Trees have provided many of the ingredients used to make the documents in the collections – the pages, the bindings, and even the inks – but the records also contain valuable information about how trees were planted, grown, pruned, felled and otherwise managed historically across the Dean & Chapter’s estates. Alder, ash, aspen, beech, birch, elm, fir, linden, oak, poplar, sycamore, and walnut are some of the tree species which turn up in the records in the Cathedral Library & Archives. 

The Cathedral Library has a copy of the influential 17th century forestry text, John Evelyn’s ‘Sylva, or A Discourse of Forest-Trees and the Propagation of Timber in His Majesty’s Dominions’ (1670) which discusses forestry management linked to the production of timbers for the building of naval vessels. The Cathedral Archives contains numerous tree-related records such as: an 11th century document featuring a great linden tree used as a boundary marker, vivid descriptions of the ornamental planting of an avenue of pleached elms on Cathedral Green in the 18th century, insightful reports on the planting of new larch plantations at Stoke Woods in the 1820s, and a useful set of 19th century timber accounts.

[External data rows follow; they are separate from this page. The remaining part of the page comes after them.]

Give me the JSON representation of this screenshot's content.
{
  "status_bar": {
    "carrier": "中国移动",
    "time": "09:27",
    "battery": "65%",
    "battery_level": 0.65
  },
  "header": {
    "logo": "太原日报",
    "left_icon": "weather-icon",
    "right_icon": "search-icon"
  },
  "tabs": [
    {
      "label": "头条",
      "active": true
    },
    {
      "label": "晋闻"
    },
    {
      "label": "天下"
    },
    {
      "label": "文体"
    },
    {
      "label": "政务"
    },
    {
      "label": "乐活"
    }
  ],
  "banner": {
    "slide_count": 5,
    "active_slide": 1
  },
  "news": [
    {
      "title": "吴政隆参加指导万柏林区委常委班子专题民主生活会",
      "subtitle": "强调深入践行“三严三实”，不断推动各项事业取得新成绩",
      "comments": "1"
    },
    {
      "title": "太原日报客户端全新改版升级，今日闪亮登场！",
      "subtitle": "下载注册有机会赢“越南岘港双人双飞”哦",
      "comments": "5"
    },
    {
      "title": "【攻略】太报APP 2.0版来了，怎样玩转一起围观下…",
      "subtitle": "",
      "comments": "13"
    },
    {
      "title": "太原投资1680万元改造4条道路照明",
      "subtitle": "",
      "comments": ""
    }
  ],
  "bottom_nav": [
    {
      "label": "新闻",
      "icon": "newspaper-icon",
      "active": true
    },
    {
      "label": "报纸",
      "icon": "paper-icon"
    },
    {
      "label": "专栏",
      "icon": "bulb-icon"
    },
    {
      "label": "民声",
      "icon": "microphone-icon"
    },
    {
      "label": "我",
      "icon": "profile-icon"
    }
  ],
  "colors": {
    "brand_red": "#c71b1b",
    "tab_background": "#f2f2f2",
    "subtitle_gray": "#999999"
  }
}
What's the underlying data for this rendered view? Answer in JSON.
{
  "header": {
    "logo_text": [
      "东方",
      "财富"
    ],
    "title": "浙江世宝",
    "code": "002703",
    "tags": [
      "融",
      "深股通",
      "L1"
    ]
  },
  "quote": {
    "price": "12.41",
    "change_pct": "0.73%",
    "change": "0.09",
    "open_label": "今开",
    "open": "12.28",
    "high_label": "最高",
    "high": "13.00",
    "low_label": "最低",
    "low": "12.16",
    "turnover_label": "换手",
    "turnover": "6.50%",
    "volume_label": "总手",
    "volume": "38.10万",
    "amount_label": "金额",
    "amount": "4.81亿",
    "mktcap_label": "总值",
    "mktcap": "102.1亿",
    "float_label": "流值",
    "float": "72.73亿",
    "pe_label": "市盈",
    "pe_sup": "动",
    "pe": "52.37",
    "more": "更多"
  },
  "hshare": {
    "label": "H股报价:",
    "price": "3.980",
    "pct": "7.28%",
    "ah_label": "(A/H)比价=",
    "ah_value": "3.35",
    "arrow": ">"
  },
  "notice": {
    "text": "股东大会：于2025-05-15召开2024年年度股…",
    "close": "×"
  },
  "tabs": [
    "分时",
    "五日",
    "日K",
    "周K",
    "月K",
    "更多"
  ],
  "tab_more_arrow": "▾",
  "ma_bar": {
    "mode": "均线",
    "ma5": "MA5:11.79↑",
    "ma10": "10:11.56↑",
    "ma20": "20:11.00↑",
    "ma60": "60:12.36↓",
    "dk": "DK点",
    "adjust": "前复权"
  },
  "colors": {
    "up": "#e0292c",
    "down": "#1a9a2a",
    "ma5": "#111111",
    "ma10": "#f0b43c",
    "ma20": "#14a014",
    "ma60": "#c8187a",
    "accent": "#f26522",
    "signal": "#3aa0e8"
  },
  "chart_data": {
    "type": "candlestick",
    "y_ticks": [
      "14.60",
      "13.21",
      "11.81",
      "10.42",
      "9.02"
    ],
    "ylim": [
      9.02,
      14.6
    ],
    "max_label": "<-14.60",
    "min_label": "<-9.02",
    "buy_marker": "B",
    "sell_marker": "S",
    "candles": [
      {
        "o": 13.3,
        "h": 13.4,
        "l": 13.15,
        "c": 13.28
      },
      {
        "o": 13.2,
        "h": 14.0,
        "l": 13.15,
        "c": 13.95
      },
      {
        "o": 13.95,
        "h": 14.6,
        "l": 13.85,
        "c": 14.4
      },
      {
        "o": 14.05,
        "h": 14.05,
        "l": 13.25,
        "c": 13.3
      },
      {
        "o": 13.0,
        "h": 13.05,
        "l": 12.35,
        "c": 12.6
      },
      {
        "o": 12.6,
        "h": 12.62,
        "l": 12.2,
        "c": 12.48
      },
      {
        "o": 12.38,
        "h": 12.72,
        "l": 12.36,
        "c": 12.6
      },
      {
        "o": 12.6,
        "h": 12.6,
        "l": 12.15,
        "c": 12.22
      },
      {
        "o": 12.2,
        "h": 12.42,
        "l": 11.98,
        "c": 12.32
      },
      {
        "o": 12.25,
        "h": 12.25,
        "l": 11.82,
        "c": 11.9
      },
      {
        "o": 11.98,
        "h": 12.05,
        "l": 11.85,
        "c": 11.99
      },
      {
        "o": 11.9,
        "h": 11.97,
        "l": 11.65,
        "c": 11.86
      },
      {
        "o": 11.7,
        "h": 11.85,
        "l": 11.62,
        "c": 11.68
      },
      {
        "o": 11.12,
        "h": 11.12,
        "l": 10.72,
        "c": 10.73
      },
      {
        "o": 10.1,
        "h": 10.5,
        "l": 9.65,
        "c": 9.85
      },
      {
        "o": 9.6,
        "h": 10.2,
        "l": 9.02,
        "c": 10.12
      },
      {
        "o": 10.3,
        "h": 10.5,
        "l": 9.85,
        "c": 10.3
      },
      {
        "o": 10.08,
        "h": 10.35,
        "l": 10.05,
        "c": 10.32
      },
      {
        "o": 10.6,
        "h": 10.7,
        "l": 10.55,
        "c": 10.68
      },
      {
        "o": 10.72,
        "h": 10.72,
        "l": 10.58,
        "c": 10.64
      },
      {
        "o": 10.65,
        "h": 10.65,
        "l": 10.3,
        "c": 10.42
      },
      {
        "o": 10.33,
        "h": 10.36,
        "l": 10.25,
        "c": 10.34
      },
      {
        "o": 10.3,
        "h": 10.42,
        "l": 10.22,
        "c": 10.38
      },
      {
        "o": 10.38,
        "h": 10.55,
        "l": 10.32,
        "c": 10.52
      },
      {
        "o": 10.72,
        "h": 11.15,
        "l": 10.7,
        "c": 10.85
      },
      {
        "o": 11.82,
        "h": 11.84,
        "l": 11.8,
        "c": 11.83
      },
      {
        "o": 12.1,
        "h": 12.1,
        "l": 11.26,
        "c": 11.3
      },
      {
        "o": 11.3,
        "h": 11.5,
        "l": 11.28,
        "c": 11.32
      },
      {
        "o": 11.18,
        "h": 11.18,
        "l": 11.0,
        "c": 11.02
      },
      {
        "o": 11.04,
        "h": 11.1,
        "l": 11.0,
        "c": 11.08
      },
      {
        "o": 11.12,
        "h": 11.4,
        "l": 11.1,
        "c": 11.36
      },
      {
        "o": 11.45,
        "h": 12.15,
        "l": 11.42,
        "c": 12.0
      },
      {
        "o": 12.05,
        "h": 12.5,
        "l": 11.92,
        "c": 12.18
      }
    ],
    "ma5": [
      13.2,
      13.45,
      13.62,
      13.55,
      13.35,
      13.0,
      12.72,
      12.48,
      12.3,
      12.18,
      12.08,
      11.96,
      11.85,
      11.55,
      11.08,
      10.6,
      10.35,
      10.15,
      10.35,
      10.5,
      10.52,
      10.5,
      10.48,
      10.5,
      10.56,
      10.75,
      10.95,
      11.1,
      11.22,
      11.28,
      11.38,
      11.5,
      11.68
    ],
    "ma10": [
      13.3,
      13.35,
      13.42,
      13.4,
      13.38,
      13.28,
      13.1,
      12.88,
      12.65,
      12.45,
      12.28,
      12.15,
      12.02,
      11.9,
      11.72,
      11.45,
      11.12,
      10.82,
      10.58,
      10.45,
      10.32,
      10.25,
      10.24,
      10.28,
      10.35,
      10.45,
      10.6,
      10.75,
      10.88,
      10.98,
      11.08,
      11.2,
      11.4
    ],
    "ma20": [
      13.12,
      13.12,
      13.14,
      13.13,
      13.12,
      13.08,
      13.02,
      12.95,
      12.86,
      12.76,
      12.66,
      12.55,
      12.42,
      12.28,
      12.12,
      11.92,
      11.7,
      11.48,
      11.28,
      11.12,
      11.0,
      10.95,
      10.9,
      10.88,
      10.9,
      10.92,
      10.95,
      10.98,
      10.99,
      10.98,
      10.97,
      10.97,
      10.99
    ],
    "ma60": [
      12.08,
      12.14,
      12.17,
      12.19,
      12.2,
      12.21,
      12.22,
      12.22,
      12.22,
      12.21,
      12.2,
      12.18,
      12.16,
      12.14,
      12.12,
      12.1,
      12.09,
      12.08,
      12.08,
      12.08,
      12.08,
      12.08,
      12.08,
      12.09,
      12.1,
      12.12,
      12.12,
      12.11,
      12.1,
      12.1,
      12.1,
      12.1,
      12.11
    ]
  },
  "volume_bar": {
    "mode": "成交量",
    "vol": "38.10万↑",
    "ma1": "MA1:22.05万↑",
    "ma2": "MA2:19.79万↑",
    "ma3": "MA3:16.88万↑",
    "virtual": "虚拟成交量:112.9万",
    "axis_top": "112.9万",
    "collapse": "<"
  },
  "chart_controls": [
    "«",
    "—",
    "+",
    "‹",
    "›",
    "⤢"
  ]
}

Historically, trees were an extremely important source of revenue for the Dean & Chapter, the timbers they produced provided income, fuel, and valuable building materials, and live trees were sometimes transplanted between properties or onto Cathedral Green to replace dead or dying specimens. The account books of the Timber Fund provide a wealth of information about the commercial management of trees. The page shown here is part of an account of timber sales from 1812 which tells us about the sale of oaks, elms and walnuts from Bampton (Oxfordshire), beech from Thorverton, aspen and sycamore at Clyst, and a fine received from Mr Ware for “a piece of elm taken at Stoke by mistake”. A lot of trees were felled “by mistake” and the Dean & Chapter levied fines on those who illegally felled trees on their estates.